Fluorescence resonance Energy conversion (FRET) is useful for enzyme studies. When FRET is applied, the substrate polypeptide usually contains a fluorescence-labeling group and a fluorescence-quenching group. Labeled fluorescent groups are quenched by the quencher through non-photon energy transfer. When the peptide is dissociated from the enzyme in question, the labeling group emits fluorescence.
10. Cage polypeptides
Cage peptides have optically removable protective groups that shield the peptide from binding to the receptor. When exposed to UV radiation, the peptide is activated, restoring its affinity to the receptor. Because this optical activation can be controlled according to time, amplitude, or location, cage peptides can be used to study reactions occurring in cells. The most commonly used protective groups for cage polypeptides are 2-nitrobenzyl groups and their derivatives, which can be introduced in peptide synthesis via protective amino acid derivatives. Amino acid derivatives that have been developed are lysine, cysteine, serine, and tyrosine. Aspartate and glutamate derivatives, however, are not commonly used due to their susceptibility to cyclization during peptide synthesis and dissociation.

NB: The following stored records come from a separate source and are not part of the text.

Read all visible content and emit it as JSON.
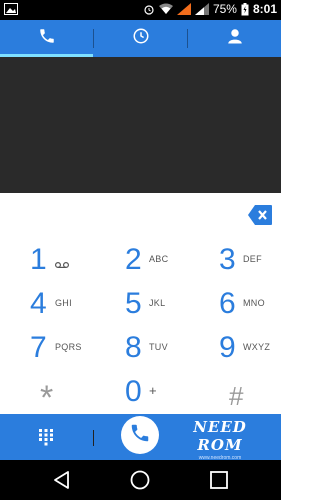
{
  "status_bar": {
    "battery": "75%",
    "time": "8:01"
  },
  "tabs": [
    {
      "name": "phone-tab",
      "icon": "phone-icon",
      "selected": true
    },
    {
      "name": "recents-tab",
      "icon": "clock-icon",
      "selected": false
    },
    {
      "name": "contacts-tab",
      "icon": "contact-icon",
      "selected": false
    }
  ],
  "keys": [
    {
      "digit": "1",
      "letters": "",
      "voicemail": true
    },
    {
      "digit": "2",
      "letters": "ABC"
    },
    {
      "digit": "3",
      "letters": "DEF"
    },
    {
      "digit": "4",
      "letters": "GHI"
    },
    {
      "digit": "5",
      "letters": "JKL"
    },
    {
      "digit": "6",
      "letters": "MNO"
    },
    {
      "digit": "7",
      "letters": "PQRS"
    },
    {
      "digit": "8",
      "letters": "TUV"
    },
    {
      "digit": "9",
      "letters": "WXYZ"
    },
    {
      "digit": "*",
      "letters": ""
    },
    {
      "digit": "0",
      "letters": "+"
    },
    {
      "digit": "#",
      "letters": ""
    }
  ],
  "watermark": {
    "logo": "NEED ROM",
    "url": "www.needrom.com"
  },
  "colors": {
    "accent": "#2b7ddd",
    "tab_indicator": "#7fe0ff",
    "display_bg": "#2a2a2a"
  }
}
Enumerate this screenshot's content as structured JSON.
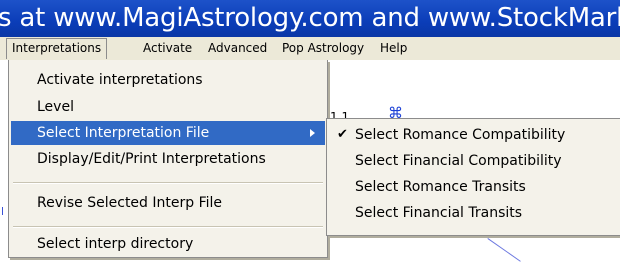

11. Polyantigenic peptide (MAP)
Short peptides are usually not immune and must be coupled to carrier proteins to produce antibodies. Polyantigenic peptide (MAP) is composed of multiple identical peptides connected to lysine nuclei, which can specifically express high potency immunogens and can be used to prepare peptide-carrier protein couplets. MAP polypeptides can be synthesized by solid phase synthesis on MAP resin. However, incomplete coupling results in missing or truncated peptide chains on some branches and thus does not exhibit the properties of the original MAP polypeptide. As an alternative, peptides can be prepared and purified separately and then coupled to MAP. The peptide sequence attached to the peptide core is well-defined and easily characterized by mass spectrometry.
Conclusion
Peptide modification is an important means of designing peptides. Chemically modified peptides can not only maintain high biological activity, but also effectively avoid the drawbacks of immunogenicity and toxicity. At the same time, chemical modification can endow peptides with some new excellent properties. In recent years, the method of C-H activation for the post-modification of polypeptides has been rapidly developed, and many important results have been achieved.